The Amnesty report also acknowledges that the lack of provision of services, and this is no excuse, is not particular to Ireland but is a world-wide phenomenon. The Government has provided, is providing and will continue to provide more services. As I said previously to Deputy Neville, it is not all about resources. In our health board area we have a particular problem which has nothing to do with resources. The Government has provided €2 million to fund a beautiful establishment which would allow 37 or 38 patients to leave St. Joseph's Hospital. The unit is fully furnished and ready but an industrial relations problem is delaying implementation.

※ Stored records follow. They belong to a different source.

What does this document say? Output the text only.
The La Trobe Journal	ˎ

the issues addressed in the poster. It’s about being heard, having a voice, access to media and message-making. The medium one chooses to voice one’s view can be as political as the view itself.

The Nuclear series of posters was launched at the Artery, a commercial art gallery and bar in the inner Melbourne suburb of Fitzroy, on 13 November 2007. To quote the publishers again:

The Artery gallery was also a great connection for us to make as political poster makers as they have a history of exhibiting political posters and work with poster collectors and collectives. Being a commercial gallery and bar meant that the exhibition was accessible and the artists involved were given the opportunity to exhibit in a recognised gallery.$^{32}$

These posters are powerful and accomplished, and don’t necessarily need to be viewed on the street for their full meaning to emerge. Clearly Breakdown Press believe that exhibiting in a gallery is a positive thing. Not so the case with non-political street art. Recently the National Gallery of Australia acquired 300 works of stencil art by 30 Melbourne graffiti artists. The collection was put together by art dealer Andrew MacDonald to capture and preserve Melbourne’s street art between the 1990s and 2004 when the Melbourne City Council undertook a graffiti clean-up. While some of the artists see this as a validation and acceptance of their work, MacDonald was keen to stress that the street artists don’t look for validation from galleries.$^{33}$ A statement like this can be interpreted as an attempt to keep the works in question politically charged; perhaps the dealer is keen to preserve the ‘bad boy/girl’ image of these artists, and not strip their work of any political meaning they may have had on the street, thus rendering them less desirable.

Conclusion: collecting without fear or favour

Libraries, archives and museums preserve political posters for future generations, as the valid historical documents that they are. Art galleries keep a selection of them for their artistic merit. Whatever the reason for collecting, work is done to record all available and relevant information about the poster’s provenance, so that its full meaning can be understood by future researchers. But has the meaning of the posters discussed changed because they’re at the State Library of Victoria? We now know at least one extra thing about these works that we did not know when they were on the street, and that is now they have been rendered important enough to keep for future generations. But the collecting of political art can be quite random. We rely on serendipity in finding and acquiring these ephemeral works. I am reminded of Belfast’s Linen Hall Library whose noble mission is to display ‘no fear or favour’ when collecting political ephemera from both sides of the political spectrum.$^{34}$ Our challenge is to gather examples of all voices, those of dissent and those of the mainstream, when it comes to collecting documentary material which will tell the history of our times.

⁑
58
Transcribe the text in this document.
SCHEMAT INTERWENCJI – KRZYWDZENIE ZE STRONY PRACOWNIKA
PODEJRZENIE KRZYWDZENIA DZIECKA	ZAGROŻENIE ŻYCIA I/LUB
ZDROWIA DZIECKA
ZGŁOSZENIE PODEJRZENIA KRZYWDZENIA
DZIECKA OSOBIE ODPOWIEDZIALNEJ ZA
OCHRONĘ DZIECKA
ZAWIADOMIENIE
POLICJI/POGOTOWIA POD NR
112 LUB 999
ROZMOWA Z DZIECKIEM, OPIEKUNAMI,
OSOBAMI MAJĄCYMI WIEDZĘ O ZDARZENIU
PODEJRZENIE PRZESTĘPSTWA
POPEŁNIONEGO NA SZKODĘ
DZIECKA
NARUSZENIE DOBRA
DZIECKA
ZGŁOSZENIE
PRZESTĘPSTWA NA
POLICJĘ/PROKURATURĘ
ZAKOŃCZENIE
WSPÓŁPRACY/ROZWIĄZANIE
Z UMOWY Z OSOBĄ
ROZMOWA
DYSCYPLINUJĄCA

I have done everything in my power to advance the issue. I have spoken to both the unions involved and the Mid-Western Health Board to expedite the matter. These discussions have now gone on for well over a year or year and a half and, unfortunately, progress is slow. This is just one example of where provision has been made for services and where 36 patients have already been selected to move out into the community. The services are there for them and the money has been provided. I understand the same thing is happening in other health board areas.
Mr. Neville: Does the Minister accept that there has been a considerable reduction in the percentage of moneys to the mental health service in regard to the total budget for health over the past ten years?
Mr. T. O'Malley: Not in the past ten years. As I said in my reply, an unprecedented level of funding has been put into the mental health services in the lifetime of both this and the previous Government. The figures are there to prove it.